In recent years, the study of topological materials has been a hot topic in condensed matter physics. These materials have attracted considerable attention due to their intriguing physical properties and potential functional applications. This thesis first reviews the background knowledge of topological semimetals and then presents investigations of the low-temperature physical properties of three different topological semimetals.

The first discussed is shandite Co3Sn2S2, which is a Weyl semimetal. The study focuses on the effect of Fe-doping on the magnetic and transport properties of polycrystalline Co3Sn2S2. Fe-doping suppresses the sample’s magnetic order and lowers the Curie temperature. Moreover, Fe-doping results in the Kondo effect in the temperature-dependent resistivity and the skew-scattering contribution to the anomalous Hall effect. In addition, a hysteresis behavior of the low-magnetic field magnetoresistance in both pure and Fe-doped Co3Sn2S2 is observed. At last, the Seebeck coefficient and thermal conductivity are discussed.

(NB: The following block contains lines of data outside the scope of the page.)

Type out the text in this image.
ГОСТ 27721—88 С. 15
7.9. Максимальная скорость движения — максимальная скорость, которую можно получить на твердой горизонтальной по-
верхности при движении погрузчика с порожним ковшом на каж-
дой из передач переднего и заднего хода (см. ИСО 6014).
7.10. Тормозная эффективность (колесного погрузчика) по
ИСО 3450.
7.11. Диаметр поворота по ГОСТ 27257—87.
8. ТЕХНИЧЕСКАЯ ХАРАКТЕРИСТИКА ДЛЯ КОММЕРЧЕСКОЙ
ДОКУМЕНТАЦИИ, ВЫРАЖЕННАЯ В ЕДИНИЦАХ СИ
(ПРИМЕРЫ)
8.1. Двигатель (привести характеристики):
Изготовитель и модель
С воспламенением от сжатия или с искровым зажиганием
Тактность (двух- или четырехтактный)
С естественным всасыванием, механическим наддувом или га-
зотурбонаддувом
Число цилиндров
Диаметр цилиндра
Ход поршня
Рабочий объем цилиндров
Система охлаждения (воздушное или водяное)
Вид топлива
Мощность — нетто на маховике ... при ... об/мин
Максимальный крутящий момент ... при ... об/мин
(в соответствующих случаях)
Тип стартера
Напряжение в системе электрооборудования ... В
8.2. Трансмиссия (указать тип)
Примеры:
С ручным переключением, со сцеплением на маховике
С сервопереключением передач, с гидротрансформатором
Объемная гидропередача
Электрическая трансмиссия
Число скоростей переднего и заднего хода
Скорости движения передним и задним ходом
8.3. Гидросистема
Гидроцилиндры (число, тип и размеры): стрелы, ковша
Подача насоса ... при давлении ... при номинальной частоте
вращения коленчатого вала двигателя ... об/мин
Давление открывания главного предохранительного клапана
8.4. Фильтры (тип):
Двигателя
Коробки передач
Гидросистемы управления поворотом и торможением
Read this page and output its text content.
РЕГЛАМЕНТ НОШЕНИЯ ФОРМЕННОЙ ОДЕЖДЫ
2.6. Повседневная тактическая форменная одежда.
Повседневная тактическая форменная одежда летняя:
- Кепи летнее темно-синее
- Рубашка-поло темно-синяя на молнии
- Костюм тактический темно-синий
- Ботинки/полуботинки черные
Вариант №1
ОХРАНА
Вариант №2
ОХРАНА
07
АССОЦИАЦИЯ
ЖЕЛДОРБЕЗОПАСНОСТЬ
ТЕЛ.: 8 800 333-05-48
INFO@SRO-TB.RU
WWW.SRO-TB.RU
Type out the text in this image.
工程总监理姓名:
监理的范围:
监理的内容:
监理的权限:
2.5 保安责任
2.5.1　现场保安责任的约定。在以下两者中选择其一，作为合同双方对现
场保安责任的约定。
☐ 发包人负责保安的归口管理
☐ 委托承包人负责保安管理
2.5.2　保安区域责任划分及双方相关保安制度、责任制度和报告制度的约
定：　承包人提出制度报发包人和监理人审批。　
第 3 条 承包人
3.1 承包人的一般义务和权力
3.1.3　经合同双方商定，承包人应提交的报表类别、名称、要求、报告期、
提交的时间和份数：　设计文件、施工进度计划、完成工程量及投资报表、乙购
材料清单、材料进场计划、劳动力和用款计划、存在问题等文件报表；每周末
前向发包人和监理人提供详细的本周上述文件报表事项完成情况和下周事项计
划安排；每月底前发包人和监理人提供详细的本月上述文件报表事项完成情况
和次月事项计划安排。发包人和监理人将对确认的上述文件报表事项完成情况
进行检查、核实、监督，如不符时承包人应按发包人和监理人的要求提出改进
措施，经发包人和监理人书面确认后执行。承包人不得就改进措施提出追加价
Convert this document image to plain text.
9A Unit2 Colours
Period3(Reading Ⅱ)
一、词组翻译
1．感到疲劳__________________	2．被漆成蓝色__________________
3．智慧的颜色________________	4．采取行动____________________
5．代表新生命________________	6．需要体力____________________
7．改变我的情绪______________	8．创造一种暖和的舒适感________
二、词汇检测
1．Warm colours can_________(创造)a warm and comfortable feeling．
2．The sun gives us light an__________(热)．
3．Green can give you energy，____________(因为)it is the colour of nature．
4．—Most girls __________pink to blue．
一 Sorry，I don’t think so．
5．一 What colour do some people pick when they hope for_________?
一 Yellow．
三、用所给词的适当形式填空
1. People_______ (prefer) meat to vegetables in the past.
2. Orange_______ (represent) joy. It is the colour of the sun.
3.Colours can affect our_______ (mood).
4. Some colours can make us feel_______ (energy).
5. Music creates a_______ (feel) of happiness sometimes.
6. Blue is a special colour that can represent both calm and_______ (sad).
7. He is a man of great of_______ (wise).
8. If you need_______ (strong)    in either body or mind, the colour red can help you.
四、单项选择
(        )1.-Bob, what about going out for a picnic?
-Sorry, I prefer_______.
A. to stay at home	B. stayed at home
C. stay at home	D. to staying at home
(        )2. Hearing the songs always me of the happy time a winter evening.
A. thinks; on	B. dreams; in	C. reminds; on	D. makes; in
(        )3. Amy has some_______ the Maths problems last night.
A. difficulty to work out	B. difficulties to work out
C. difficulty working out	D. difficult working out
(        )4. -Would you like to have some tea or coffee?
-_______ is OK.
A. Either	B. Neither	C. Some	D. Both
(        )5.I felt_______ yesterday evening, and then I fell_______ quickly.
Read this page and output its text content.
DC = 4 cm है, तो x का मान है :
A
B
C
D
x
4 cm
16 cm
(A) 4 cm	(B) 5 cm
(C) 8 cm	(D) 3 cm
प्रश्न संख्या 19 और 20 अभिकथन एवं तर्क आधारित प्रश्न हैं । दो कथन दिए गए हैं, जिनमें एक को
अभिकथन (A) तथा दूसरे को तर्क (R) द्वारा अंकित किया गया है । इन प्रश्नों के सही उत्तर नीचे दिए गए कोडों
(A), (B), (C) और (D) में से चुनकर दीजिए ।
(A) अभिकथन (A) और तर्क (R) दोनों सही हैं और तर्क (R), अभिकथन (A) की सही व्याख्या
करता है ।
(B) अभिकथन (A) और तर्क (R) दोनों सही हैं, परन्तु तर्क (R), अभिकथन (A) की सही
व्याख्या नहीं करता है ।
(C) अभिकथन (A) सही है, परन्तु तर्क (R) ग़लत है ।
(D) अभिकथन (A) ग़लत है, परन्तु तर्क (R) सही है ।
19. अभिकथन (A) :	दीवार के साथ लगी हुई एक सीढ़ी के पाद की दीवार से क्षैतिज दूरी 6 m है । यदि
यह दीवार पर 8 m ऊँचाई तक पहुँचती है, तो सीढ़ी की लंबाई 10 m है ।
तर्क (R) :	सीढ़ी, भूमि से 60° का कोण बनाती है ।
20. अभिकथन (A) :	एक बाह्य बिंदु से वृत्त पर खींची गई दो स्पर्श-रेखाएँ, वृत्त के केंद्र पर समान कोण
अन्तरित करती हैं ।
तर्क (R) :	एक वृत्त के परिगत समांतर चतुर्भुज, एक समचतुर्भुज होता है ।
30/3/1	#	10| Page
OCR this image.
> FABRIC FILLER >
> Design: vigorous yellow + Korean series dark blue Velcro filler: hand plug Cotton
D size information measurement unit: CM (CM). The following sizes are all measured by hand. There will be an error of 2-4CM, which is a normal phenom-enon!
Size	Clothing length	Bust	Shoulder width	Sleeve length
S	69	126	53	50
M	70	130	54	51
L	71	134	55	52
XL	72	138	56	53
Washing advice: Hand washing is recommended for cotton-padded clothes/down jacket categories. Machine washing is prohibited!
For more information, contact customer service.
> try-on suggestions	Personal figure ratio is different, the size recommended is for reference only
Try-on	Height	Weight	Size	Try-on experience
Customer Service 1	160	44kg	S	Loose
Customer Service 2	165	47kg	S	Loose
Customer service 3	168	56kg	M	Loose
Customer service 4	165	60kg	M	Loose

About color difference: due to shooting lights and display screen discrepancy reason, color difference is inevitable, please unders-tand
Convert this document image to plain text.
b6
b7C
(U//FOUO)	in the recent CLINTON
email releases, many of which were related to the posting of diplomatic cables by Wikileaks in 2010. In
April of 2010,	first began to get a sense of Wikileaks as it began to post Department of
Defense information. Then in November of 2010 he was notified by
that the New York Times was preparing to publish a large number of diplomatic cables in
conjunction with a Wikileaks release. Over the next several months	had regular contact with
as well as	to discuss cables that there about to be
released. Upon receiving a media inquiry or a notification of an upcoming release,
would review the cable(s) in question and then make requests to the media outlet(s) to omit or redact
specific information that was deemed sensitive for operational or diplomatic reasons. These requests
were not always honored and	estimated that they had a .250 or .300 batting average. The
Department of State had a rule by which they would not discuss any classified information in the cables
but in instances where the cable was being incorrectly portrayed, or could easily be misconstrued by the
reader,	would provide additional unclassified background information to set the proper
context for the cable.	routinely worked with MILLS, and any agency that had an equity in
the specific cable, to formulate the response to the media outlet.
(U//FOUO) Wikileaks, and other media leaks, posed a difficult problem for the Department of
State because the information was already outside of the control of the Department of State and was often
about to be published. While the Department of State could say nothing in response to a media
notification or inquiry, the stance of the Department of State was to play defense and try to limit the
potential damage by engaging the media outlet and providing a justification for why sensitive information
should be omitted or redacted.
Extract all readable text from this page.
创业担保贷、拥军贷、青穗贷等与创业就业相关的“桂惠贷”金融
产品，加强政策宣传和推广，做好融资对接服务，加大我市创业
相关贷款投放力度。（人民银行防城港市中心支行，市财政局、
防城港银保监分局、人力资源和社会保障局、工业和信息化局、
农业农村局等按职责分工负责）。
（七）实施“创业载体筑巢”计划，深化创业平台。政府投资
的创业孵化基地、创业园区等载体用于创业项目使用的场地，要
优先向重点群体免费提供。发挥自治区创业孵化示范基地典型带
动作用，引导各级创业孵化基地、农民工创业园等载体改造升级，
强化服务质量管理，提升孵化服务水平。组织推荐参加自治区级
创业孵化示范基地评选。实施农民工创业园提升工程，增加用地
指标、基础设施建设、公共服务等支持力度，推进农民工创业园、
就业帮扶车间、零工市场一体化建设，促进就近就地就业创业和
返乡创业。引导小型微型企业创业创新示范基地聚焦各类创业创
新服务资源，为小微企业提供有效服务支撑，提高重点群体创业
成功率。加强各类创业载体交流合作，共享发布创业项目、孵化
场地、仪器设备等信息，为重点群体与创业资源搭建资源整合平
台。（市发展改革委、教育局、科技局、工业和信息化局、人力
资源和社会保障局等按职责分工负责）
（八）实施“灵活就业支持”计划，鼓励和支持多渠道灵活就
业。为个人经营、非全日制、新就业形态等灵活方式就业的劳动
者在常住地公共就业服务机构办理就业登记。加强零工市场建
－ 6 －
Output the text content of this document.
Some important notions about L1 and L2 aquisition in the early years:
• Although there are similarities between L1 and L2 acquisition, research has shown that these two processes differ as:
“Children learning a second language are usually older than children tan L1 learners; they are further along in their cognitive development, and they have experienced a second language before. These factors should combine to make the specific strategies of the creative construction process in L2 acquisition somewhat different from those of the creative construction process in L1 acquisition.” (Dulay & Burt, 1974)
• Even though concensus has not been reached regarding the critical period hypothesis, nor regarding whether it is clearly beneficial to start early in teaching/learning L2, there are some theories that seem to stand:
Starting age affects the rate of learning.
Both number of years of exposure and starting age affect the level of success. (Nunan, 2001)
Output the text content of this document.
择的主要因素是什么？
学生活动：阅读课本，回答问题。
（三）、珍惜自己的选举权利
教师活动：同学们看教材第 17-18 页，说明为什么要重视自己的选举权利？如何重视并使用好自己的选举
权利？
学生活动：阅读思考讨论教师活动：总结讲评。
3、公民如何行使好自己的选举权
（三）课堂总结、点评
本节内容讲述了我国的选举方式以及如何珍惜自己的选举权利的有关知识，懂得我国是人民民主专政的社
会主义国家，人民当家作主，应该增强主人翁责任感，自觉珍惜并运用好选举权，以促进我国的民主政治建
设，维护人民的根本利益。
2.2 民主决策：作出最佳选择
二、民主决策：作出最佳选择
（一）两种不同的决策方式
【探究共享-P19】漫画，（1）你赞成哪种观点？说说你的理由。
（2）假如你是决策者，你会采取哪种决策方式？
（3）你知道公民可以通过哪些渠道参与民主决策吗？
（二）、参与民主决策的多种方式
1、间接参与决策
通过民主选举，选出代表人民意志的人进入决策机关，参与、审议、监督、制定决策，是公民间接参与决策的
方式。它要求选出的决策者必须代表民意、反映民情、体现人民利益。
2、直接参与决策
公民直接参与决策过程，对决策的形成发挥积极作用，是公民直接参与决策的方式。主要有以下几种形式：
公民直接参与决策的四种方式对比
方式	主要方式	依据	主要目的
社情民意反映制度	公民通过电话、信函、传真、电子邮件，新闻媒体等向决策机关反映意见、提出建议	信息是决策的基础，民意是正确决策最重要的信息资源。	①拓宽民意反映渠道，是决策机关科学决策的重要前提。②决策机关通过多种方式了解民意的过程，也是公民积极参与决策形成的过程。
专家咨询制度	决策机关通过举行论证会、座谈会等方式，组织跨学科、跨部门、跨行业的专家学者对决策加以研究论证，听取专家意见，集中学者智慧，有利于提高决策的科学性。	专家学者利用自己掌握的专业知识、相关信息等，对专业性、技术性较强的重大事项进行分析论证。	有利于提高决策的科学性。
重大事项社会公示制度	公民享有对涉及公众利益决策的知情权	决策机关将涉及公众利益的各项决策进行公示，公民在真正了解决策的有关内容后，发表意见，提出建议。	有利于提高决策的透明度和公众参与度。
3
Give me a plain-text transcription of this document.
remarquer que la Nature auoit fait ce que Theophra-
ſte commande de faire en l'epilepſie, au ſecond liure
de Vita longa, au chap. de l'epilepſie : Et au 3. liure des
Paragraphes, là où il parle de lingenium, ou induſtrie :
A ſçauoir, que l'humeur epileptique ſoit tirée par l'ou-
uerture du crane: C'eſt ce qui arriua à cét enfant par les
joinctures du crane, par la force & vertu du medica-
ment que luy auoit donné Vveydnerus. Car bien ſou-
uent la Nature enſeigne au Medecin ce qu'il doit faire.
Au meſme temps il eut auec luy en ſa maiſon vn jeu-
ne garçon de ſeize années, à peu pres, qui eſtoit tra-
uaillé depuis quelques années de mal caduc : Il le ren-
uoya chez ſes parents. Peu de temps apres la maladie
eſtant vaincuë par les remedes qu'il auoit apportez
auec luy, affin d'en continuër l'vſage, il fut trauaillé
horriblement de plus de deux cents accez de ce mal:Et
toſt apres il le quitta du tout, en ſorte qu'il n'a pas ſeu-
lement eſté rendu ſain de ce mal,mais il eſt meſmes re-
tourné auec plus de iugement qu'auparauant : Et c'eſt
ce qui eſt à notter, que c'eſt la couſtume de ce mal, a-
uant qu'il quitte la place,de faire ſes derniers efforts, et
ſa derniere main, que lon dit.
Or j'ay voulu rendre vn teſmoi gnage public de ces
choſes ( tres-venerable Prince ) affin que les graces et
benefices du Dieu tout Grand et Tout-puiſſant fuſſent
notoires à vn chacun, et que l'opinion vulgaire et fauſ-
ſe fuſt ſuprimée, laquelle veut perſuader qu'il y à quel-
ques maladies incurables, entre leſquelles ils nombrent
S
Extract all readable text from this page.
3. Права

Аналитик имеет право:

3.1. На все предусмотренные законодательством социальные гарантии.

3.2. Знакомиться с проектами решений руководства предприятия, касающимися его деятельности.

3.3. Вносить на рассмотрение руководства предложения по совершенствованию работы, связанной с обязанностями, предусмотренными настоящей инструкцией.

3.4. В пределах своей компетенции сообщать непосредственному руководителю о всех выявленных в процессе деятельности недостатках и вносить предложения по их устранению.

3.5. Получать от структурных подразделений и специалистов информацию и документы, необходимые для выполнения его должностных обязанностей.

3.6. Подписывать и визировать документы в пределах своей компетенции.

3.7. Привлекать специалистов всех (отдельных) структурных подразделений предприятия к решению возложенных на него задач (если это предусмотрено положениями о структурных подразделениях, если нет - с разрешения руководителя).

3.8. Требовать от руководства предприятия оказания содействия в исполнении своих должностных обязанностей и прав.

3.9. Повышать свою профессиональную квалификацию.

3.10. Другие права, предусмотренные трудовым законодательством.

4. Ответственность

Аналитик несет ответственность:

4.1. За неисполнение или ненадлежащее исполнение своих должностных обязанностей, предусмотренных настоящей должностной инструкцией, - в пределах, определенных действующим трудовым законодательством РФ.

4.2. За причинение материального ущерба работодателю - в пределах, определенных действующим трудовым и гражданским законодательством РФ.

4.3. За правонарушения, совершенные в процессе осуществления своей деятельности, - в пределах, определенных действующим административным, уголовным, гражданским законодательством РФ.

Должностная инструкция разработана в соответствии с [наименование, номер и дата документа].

The next material discussed is the single crystalline Ni3In2S2, which is also a semimetal from the shandite family like Co3Sn2S2. Ni3In2S2 displays an extremely large transverse magnetoresistance and a magnetic field-induced resistivity upturn behavior at low temperatures. Below 50 K, the magnetoresistance curves show a linear magnetic field dependence under high magnetic fields. Along with magnetotransport measurements, quantum oscillations and computation results indicate that it is the linearly dispersive bands that cause the high mobility and quantum linear magnetoresistance, thus leading to the extreme magnetoresistance in Ni3In2S2.

The last presented is the study on the type-II Dirac semimetal NiTe2 single crystal. NiTe2 exhibits a large magnetoresistance at low temperatures, of which the value and the magnetic-field dependence are sensitive to the field strength and the angle between the applied magnetic field and the current, showing the anisotropic feature of its magnetoresistance. The quantum oscillation results reveal the small effective mass and the nontrivial Berry phase originating from the Dirac point. The temperature-dependent Lorenz number deduced from the thermal conductivity significantly deviates from the Sommerfeld value, indicating the breakdown of the Wiedemann-Franz law.

Overall, this thesis focuses on the low-temperature properties of topological semimetals, especially the analyses of transport properties, which may serve as a reference for future research on topological materials.